7.6.5. Even less relevant, in the Board's judgment, is the teaching in (39) (Z. ABE).
Document (39), like (35), does not describe an NMR imaging technique, but relates to the different aspects and applications of a method that is, or is very close to, the Magnetic Focusing Method disclosed by the same authors in (63) (supra). The method is based on the differentiation of the resonance frequency of a liquid, such as water, in different and adjacent tissues having nuclear magnetic moment placed in a static magnetic field. In vivo selective measurement of the relaxation time of a particular part of the target body is possible by way of said method.
The use of ferromagnetic powder (ferrite) is suggested according to the second embodiment of the invention of (39) (cf. column 8, line 44 to 62). However, beside the fact that the ferromagnetic material is not used in the form of a complex according to claim 1 of the patent under appeal, ferrite is not said to act as a contrast agent in the NMR imaging technique, in the sense of a relaxation time enhancer, but as an agent which, due to its own stable magnetic field, is capable of locally influencing the field intensity of the static magnetic field and thus facilitating the discrimination of the resonance frequency of those areas comprising said agent over the neighbouring regions.
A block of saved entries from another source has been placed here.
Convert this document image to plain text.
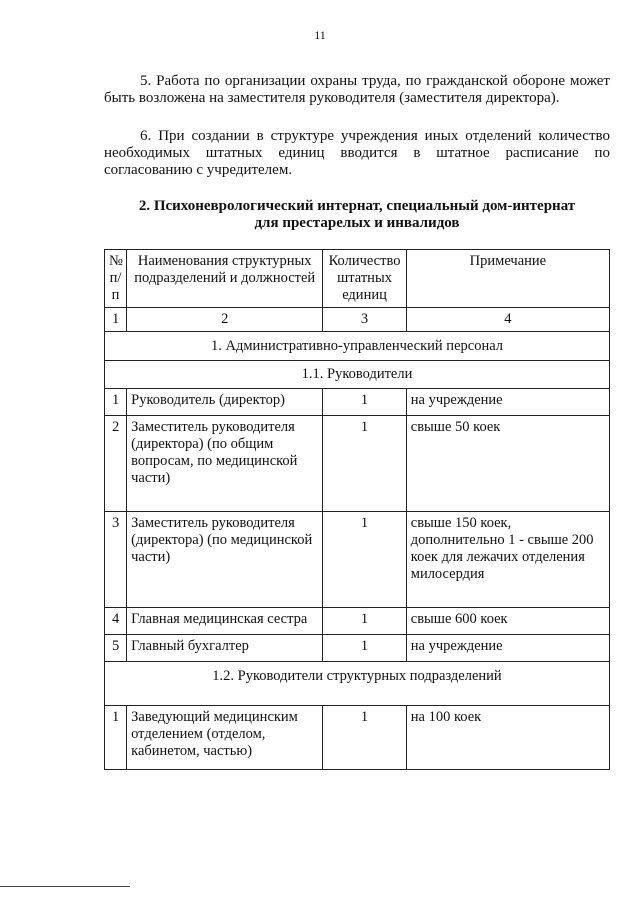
11

5. Работа по организации охраны труда, по гражданской обороне может быть возложена на заместителя руководителя (заместителя директора).

6. При создании в структуре учреждения иных отделений количество необходимых штатных единиц вводится в штатное расписание по

согласованию с учредителем.

2. Психоневрологический интернат, специальный дом-интернат
для престарелых и инвалидов
№ п/п	Наименования структурных подразделений и должностей	Количество штатных единиц	Примечание
1	2	3	4
1. Административно-управленческий персонал			
1.1. Руководители			
1	Руководитель (директор)	1	на учреждение
2	Заместитель руководителя (директора) (по общим вопросам, по медицинской части)	1	свыше 50 коек
3	Заместитель руководителя (директора) (по медицинской части)	1	свыше 150 коек, дополнительно 1 - свыше 200 коек для лежачих отделения милосердия
4	Главная медицинская сестра	1	свыше 600 коек
5	Главный бухгалтер	1	на учреждение
1.2. Руководители структурных подразделений			
1	Заведующий медицинским отделением (отделом, кабинетом, частью)	1	на 100 коек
As for (35), the person skilled in the art could not find in (39) any motivation or suggestion to extend the use of ferrite or any other ferromagnetic substance to different techniques and to a different purpose.
7.6.6. With reference to (2) and (46), which relate to the therapeutical indication of dextran-magnetite as a haematopoietic medicament, the Board does not recognise any relevance in these prior documents since no apparent relationship in mechanism can be envisaged between the iron reintegrating activity developed by dextran-magnetite in the treatment of iron deficiency and the activity as a NMR contrast agent based on the inherent ferromagnetic properties of some iron salts.
On the basis of the above discussed reasons, the Board holds that the subject-matter of claim 1 according to the main request involves an inventive step within the meaning of Article 56 EPC.
Since the patent can be maintained on the basis of the appellants' main request, it is not necessary to consider the auxiliary requests.
ORDER
For these reasons it is decided that:
1. The decision under appeal is set aside.
2. The case is remitted to the department of first instance with the order to maintain the patent as amended with the following claims and a description to be adapted:
Claims 1 to 10 of the main request filed with the letter of 22 April 1996.